The restrictions for VS-DR are
- The client must be able to connect to the VIP on the director
- Real-servers and the director must be on the same piece of wire (they must be able to arp each other) as packets are sent by link-layer from the director to the real-servers.
- The route from the real-servers to the client _cannot_ go through the director, i.e. the director cannot be the default gw for the real-servers. (Note: the client does not need to connect to the the real-servers for the LVS to function. The real-servers could be behind a firewall, but the real-servers must be able to send packets to the client). The return packets, from the real-servers to the client, go directly from the real-servers to the client and _do_not_ go back through the director. For high throughput, each real-server can have its own router/connection to the client/internet and return packets need not go through the router feeding the director. (for more info see e-mail postings about VS-DR topologies in the section More on the arp problem and topologies of VS-DR and VS-Tun LVS's). To allow the director to be the default gw for the real-servers (e.g. when the director is the firewall), see Julian's martian modification.

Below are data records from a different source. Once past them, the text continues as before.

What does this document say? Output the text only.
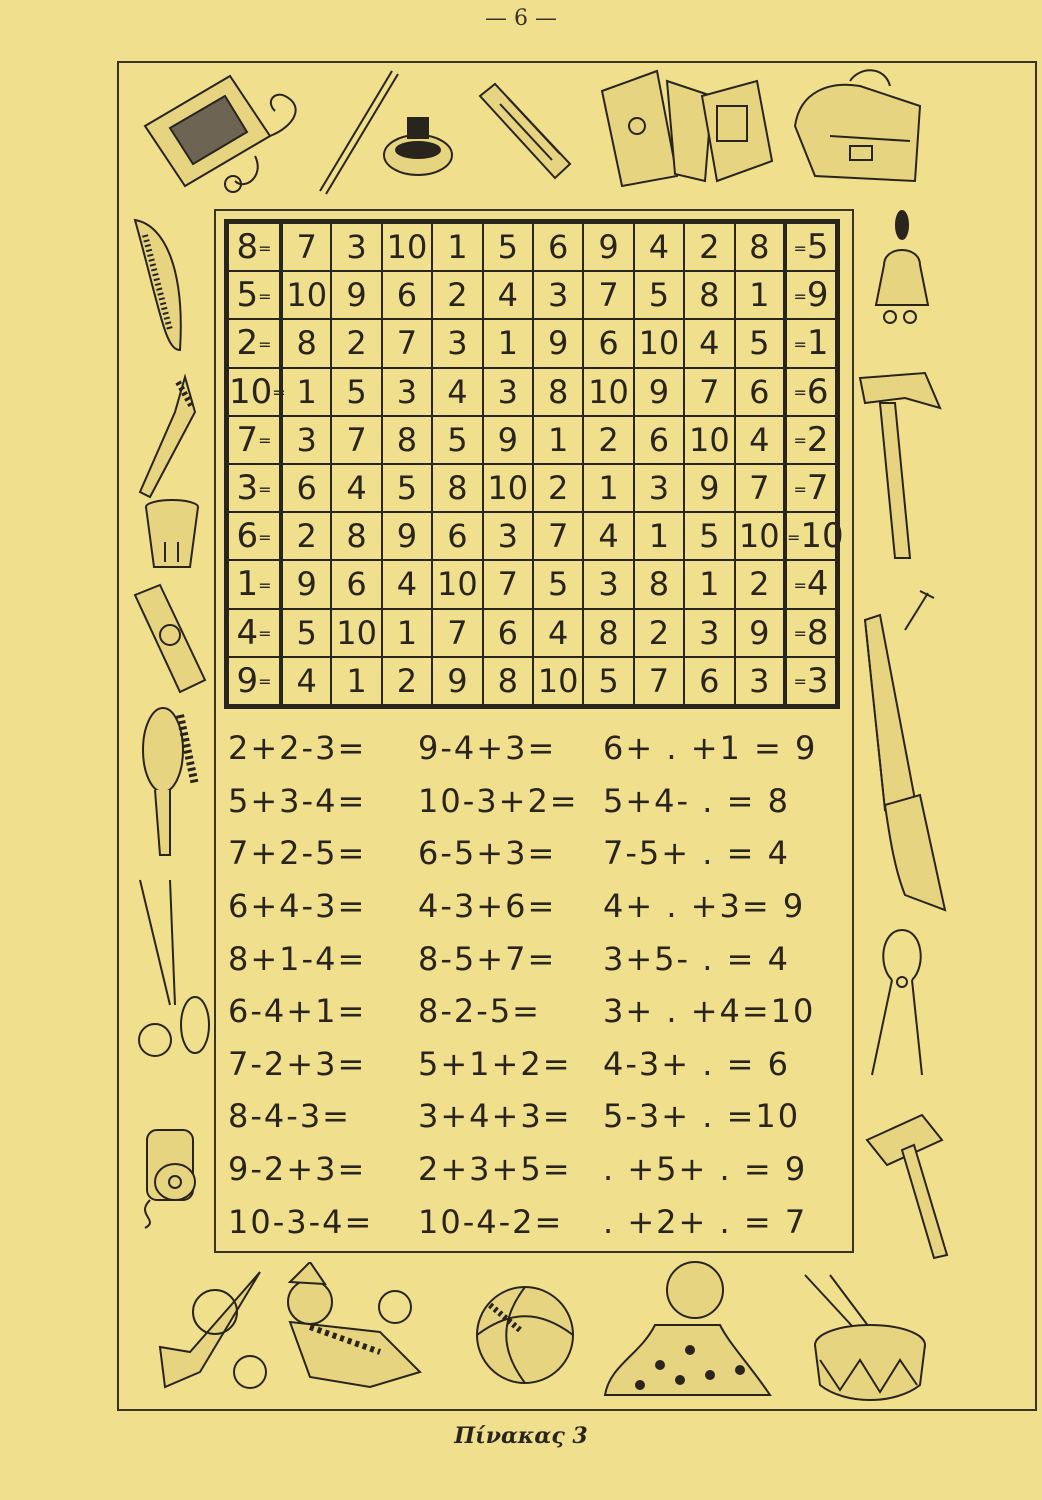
— 6 —
8 =	7	3	10	1	5	6	9	4	2	8	= 5
5 =	10	9	6	2	4	3	7	5	8	1	= 9
2 =	8	2	7	3	1	9	6	10	4	5	= 1
10 =	1	5	3	4	3	8	10	9	7	6	= 6
7 =	3	7	8	5	9	1	2	6	10	4	= 2
3 =	6	4	5	8	10	2	1	3	9	7	= 7
6 =	2	8	9	6	3	7	4	1	5	10	= 10
1 =	9	6	4	10	7	5	3	8	1	2	= 4
4 =	5	10	1	7	6	4	8	2	3	9	= 8
9 =	4	1	2	9	8	10	5	7	6	3	= 3
2+2-3=	9-4+3=	6+ . +1 = 9
5+3-4=	10-3+2= 5+4- . = 8
7+2-5=	6-5+3=	7-5+ . = 4
6+4-3=	4-3+6=	4+ . +3= 9
8+1-4=	8-5+7=	3+5- . = 4
6-4+1=	8-2-5=	3+ . +4=10
7-2+3=	5+1+2= 4-3+ . = 6
8-4-3=	3+4+3= 5-3+ . =10
9-2+3=	2+3+5= . +5+ . = 9
10-3-4=	10-4-2=	. +2+ . = 7
Πίνακας 3
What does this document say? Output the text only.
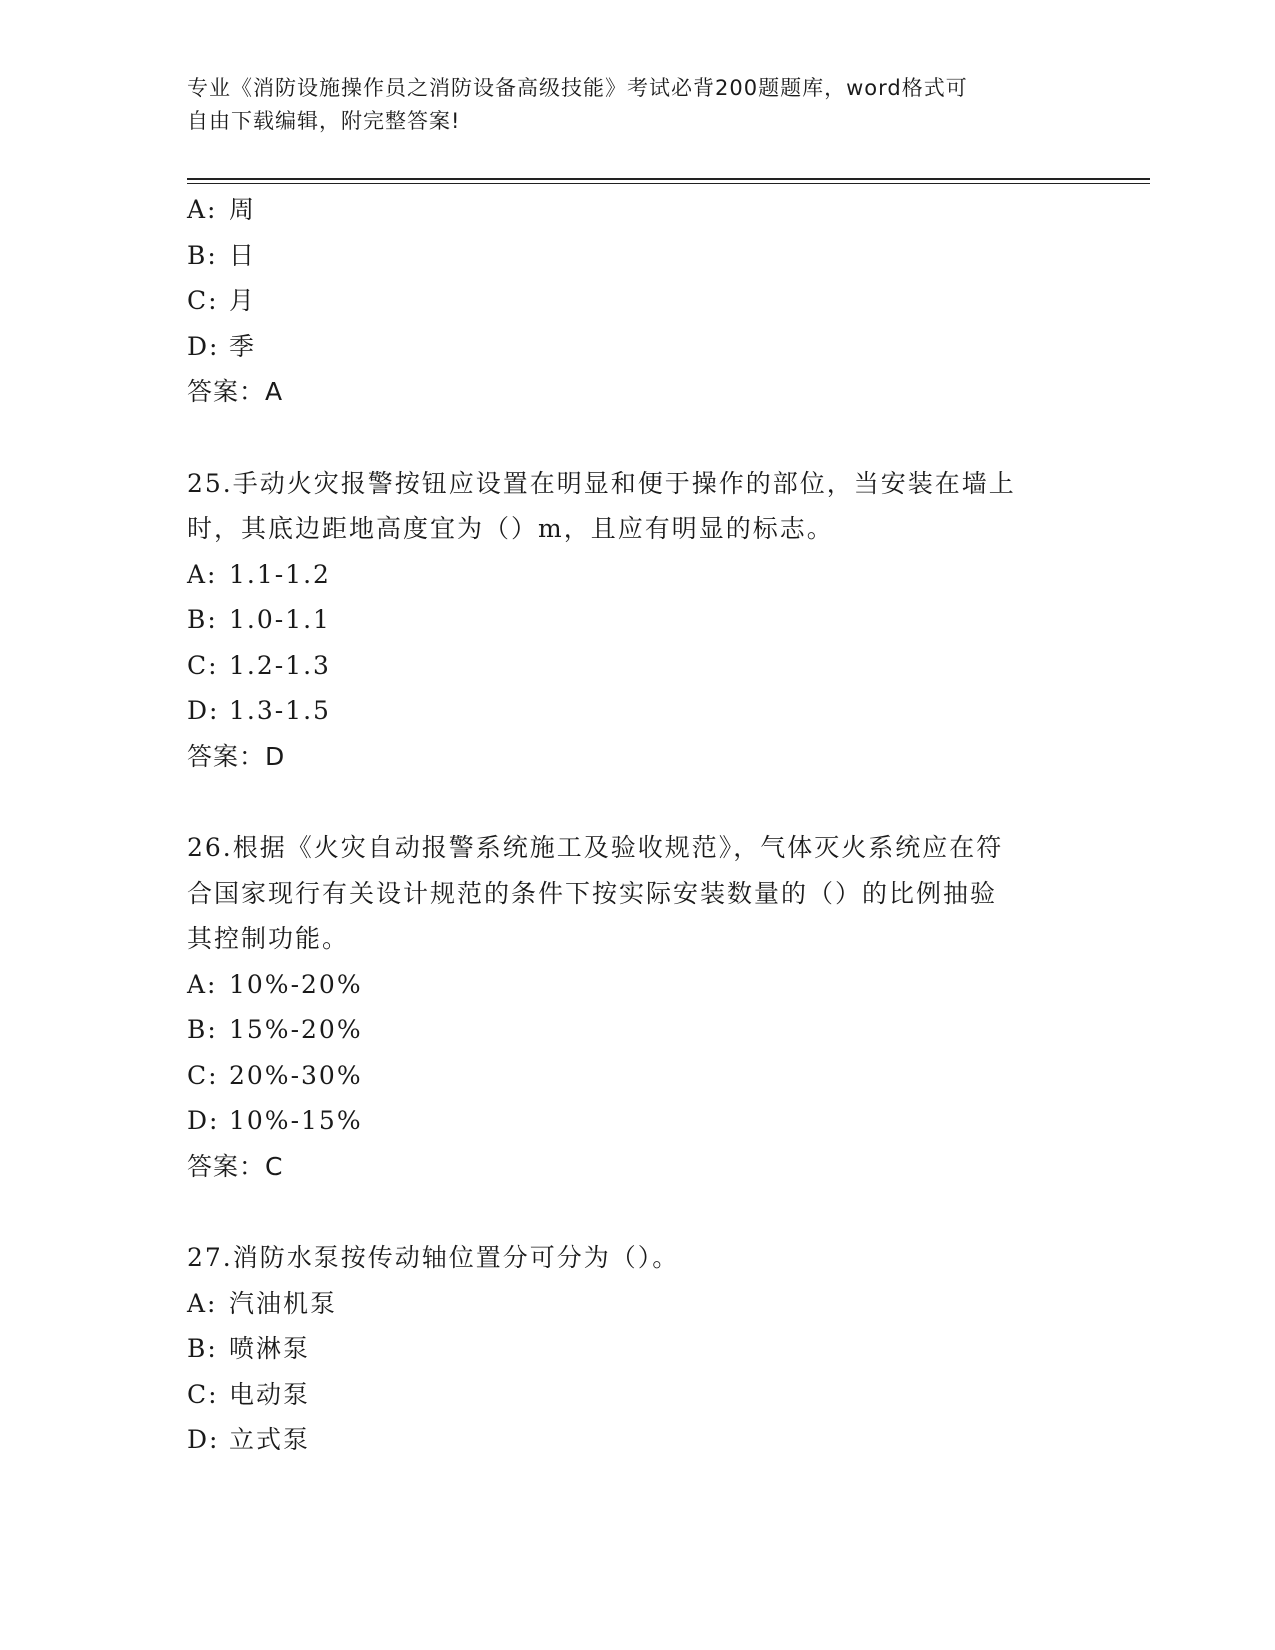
专业《消防设施操作员之消防设备高级技能》考试必背200题题库，word格式可
自由下载编辑，附完整答案!

A: 周

B: 日

C: 月

D: 季

答案：A

25.手动火灾报警按钮应设置在明显和便于操作的部位，当安装在墙上

时，其底边距地高度宜为（）m，且应有明显的标志。

A: 1.1-1.2

B: 1.0-1.1

C: 1.2-1.3

D: 1.3-1.5

答案：D

26.根据《火灾自动报警系统施工及验收规范》，气体灭火系统应在符

合国家现行有关设计规范的条件下按实际安装数量的（）的比例抽验

其控制功能。

A: 10%-20%

B: 15%-20%

C: 20%-30%

D: 10%-15%

答案：C

27.消防水泵按传动轴位置分可分为（）。

A: 汽油机泵

B: 喷淋泵

C: 电动泵

D: 立式泵
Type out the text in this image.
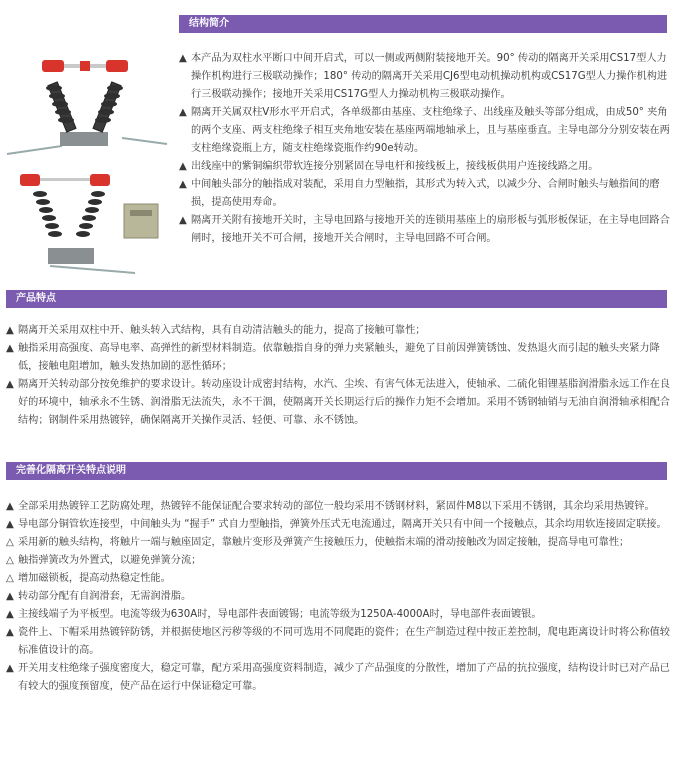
结构简介

▲ 本产品为双柱水平断口中间开启式，可以一侧或两侧附装接地开关。90° 传动的隔离开关采用CS17型人力操作机构进行三极联动操作；180° 传动的隔离开关采用CJ6型电动机操动机构或CS17G型人力操作机构进行三极联动操作；接地开关采用CS17G型人力操动机构三极联动操作。

▲ 隔离开关属双柱V形水平开启式，各单级都由基座、支柱绝缘子、出线座及触头等部分组成，由成50° 夹角的两个支座、两支柱绝缘子相互夹角地安装在基座两端地轴承上，且与基座垂直。主导电部分分别安装在两支柱绝缘瓷瓶上方，随支柱绝缘瓷瓶作约90e转动。

▲ 出线座中的紫铜编织带软连接分别紧固在导电杆和接线板上，接线板供用户连接线路之用。

▲ 中间触头部分的触指成对装配，采用自力型触指，其形式为转入式，以减少分、合闸时触头与触指间的磨损，提高使用寿命。

▲ 隔离开关附有接地开关时，主导电回路与接地开关的连锁用基座上的扇形板与弧形板保证，在主导电回路合闸时，接地开关不可合闸，接地开关合闸时，主导电回路不可合闸。

产品特点

▲ 隔离开关采用双柱中开、触头转入式结构，具有自动清洁触头的能力，提高了接触可靠性；

▲ 触指采用高强度、高导电率、高弹性的新型材料制造。依靠触指自身的弹力夹紧触头，避免了目前因弹簧锈蚀、发热退火而引起的触头夹紧力降低，接触电阻增加，触头发热加剧的恶性循环；

▲ 隔离开关转动部分按免维护的要求设计。转动座设计成密封结构，水汽、尘埃、有害气体无法进入，使轴承、二硫化钼锂基脂润滑脂永远工作在良好的环境中，轴承永不生锈、润滑脂无法流失，永不干涸，使隔离开关长期运行后的操作力矩不会增加。采用不锈钢轴销与无油自润滑轴承相配合结构；钢制件采用热镀锌，确保隔离开关操作灵活、轻便、可靠、永不锈蚀。

完善化隔离开关特点说明

▲ 全部采用热镀锌工艺防腐处理，热镀锌不能保证配合要求转动的部位一般均采用不锈钢材料，紧固件M8以下采用不锈钢，其余均采用热镀锌。

▲ 导电部分铜管软连接型，中间触头为 “握手” 式自力型触指，弹簧外压式无电流通过，隔离开关只有中间一个接触点，其余均用软连接固定联接。

△ 采用新的触头结构，将触片一端与触座固定，靠触片变形及弹簧产生接触压力，使触指末端的滑动接触改为固定接触，提高导电可靠性；

△ 触指弹簧改为外置式，以避免弹簧分流；

△ 增加磁锁板，提高动热稳定性能。

▲ 转动部分配有自润滑套，无需润滑脂。

▲ 主接线端子为平板型。电流等级为630A时，导电部件表面镀锡；电流等级为1250A-4000A时，导电部件表面镀银。

▲ 瓷件上、下帽采用热镀锌防锈，并根据使地区污秽等级的不同可选用不同爬距的瓷件；在生产制造过程中按正差控制，爬电距离设计时将公称值较标准值设计的高。

▲ 开关用支柱绝缘子强度密度大，稳定可靠，配方采用高强度资料制造，减少了产品强度的分散性，增加了产品的抗拉强度，结构设计时已对产品已有较大的强度预留度，使产品在运行中保证稳定可靠。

Note for VS-DR (and VS-Tun), the services on the real-servers are listening to the VIP. You can have the service listening to the RIP as well, but the LVS needs the service to be listening to the VIP. This is not an issue with services like telnet which listen to all local IPs (ie 0.0.0.0), but httpd is set up to listen to only the IPs that you tell it.
Normally for VS-DR, the client is on a different network to the director/server(s), and each real-server has its own route to the outside world. In the simple test case below, where all machines are on the 192.168.1.0 network, no routers are required, and the return packets, instead of going out (the router(s)) at the bottom of the diagram, would return to the client via the network device on 192.168.1.0 (presumably eth0).